À vrai dire, Marianne manquait de dévouement. N’avait elle pas son fiancé, quand Emmeline cherchait encore le sien ? N’avait-elle pas assez de fortune, assez de beauté, pour pouvoir consentir à s’enlaidir un peu ? Elle voulait éclipser les autres et en être aimée ! C’était trop ambitieux et trop naïf.

Elle eut à ses pieds les jeunes gens les plus distingués de la ville. Elle écouta d’une oreille curieuse leurs compliments, leurs amabilités, leurs déclarations voilées. Elle y répondait en souriant, d’une façon légère et décourageante. Cependant, comme on savait bien que c’était elle qu’il fallait séduire, et qu’une demande au tuteur, c’est-à-dire au dragon chargé de défendre ce trésor, n’eut été qu’un pas de clerc, les prétendants audacieux allaient plus loin. Le beau neveu de la préfète, l’irrésistible vainqueur de plus d’une de ces dames de la société, affirmait-on, risqua l’aventure à la fin du carnaval. À lui, comme aux autres, sérieuse cette fois, Marianne répondit simplement :

— Je suis fiancée.

Cela fit scandale.

— Sont-ils arrivés, ces Brou, à s’emparer de l’esprit de cette jeune fille ! s’écriait-on.

— En vérité, c’est indigne !

— C’est infâme !

— Mais ce petit Albert n’est qu’un enfant, ce n’est pas là un mariage sérieux.

— Se dépêche-t-il au moins, d’étudier là-bas ?

— Il en est capable, et la chose en vaut la peine ; cependant il y a bien des étudiantes et de joyeux compagnons sur le chemin de l’école.

— Il ne peut, quoi qu’il fasse, revenir avant trois ans,

— Trois ans ! s’écria le bel Horace, le neveu de la préfète, qui ne se tenait pas pour battu. Trois ans ! Ah ça ! mais ces Brou sont étonnants ; ils sont donc capables de croire à tout ?

Le jeune Turquois ne faisait pas tant de bruit ; il soupirait doucement et avec mélancolie, cherchant à se faire comprendre, sans rien compromettre. Il avait un esprit insinuant, varié, qui rendait sa conversation agréable. Souvent il faisait sourire Marianne par un trait heureux ; mais lui, souriait à peine. Son regard tendre et voilé, ses soupirs, ses paroles discrètes, inachevées, tout disait en lui :

— Je suis homme à ne point guérir de cet amour que je n’ose vous dire.

Un matin, Marianne, sortie avec Henriette, le rencontra sur son chemin. Il rougit, salua d’un air embarrassé, et s’éloigna rapidement. Tournant la tête du côté d’Henriette, Marianne vit les joues de la jeune ouvrière couvertes du plus beau carmin.

— Qu’avez-vous ? lui demanda-t-elle.

— Mais rien, mademoiselle… Avez-vous vu comme M. Alfred a eu l’air saisi de vous voir ? Il ne s’y attendait pas.

— Oui, il m’a semblé qu’il rougissait.

— Ah ! c’est un jeune homme si vrai, voyez-vous ; on voit tout ce qu’il pense sur sa figure. Il y en a bien peu comme celui-là.

— M’aimerait-il réellement ? se demanda Marianne.

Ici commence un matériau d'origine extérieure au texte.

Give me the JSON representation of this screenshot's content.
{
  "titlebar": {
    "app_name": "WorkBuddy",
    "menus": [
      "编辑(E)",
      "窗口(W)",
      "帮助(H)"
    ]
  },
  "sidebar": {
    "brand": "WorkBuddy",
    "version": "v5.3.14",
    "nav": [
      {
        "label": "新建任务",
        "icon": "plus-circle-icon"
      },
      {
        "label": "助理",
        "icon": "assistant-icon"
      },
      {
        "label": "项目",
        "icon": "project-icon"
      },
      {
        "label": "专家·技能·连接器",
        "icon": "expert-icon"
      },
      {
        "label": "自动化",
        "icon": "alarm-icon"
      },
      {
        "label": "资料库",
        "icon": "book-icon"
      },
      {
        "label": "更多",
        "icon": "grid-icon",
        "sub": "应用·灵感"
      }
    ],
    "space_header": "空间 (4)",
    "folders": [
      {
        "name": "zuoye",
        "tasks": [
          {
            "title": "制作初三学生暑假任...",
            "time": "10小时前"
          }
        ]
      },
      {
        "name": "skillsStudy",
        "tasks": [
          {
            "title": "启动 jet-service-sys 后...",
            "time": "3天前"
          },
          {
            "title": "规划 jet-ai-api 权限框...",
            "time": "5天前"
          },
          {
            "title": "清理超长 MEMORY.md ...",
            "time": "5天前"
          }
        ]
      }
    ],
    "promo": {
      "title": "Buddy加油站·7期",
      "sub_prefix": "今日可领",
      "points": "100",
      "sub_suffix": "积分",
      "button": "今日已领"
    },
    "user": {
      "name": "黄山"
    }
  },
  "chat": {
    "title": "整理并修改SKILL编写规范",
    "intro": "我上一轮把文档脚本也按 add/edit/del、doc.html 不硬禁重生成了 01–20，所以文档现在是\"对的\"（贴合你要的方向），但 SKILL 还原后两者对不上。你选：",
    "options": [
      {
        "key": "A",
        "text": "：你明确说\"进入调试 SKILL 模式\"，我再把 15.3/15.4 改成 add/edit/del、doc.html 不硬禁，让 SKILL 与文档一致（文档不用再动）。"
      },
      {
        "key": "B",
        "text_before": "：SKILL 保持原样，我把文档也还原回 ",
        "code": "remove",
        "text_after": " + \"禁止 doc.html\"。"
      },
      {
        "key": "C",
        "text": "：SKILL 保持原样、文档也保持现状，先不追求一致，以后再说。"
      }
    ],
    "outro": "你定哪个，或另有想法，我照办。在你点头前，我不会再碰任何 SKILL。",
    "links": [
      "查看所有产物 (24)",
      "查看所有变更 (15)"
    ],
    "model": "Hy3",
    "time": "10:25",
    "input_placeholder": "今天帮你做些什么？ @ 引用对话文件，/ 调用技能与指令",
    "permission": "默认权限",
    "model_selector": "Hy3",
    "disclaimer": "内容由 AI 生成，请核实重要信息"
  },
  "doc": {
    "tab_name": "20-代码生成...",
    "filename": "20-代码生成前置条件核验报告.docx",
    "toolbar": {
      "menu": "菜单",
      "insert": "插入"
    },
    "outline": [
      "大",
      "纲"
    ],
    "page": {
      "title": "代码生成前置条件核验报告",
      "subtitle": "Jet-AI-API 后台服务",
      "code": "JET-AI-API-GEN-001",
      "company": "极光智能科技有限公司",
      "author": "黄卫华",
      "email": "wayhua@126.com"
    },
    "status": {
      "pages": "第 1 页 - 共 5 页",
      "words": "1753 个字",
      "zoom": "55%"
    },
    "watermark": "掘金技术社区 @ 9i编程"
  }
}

Mais elle n’était pas fille à jaser de ces choses et garda pour elle cette pensée.


VIII

L’homme est un animal sociable, chose belle et grande, mais il l’est à l’excès. Certaines natures — il faut dire presque toutes — subissent la pression du milieu qu’elles habitent au point d’y voir fondre en peu de temps les opinions qu’elles y avaient apportées d’ailleurs et jusqu’à leurs sentiments. Ce phénomène se produit avec d’autant plus d’intensité, au temps actuel, que très-peu de gens ont une croyance faite ; beaucoup moins encore, des convictions étudiées. N’étant sur de rien, comment résister ? pourquoi ? Les forts eux-mêmes d’ailleurs, ceux qui savent ce qu’ils croient, subissent encore, au moins comme un malaise, l’influence du milieu ; comment les autres la braveraient-ils ? Albert s’était logé rue des Grandes-Écoles, près du boulevard. Il prit pension non loin de là, dans une maison que fréquentaient d’autres étudiants poitevins, parmi lesquels deux amis : Emmanuel Fourachon, fils du percepteur de Poitiers, élève de seconde année, et Henri Labobière, fils d’un notaire de Neuville, en compagnie duquel Albert était venu à Paris, Les étudiants de seconde et troisième année qui se trouvaient dans la pension firent bon accueil aux nouveaux-venus et se chargèrent de les piloter dans le monde latin. Henri Labobière ne demandait qu’à tout connaitre ; Albert, une fois case, plein de la sainte ardeur qu’il avait emportée du foyer, ne s’occupa que de l’École de médecine, d’écrire à sa chèro Marianne et d’étudier.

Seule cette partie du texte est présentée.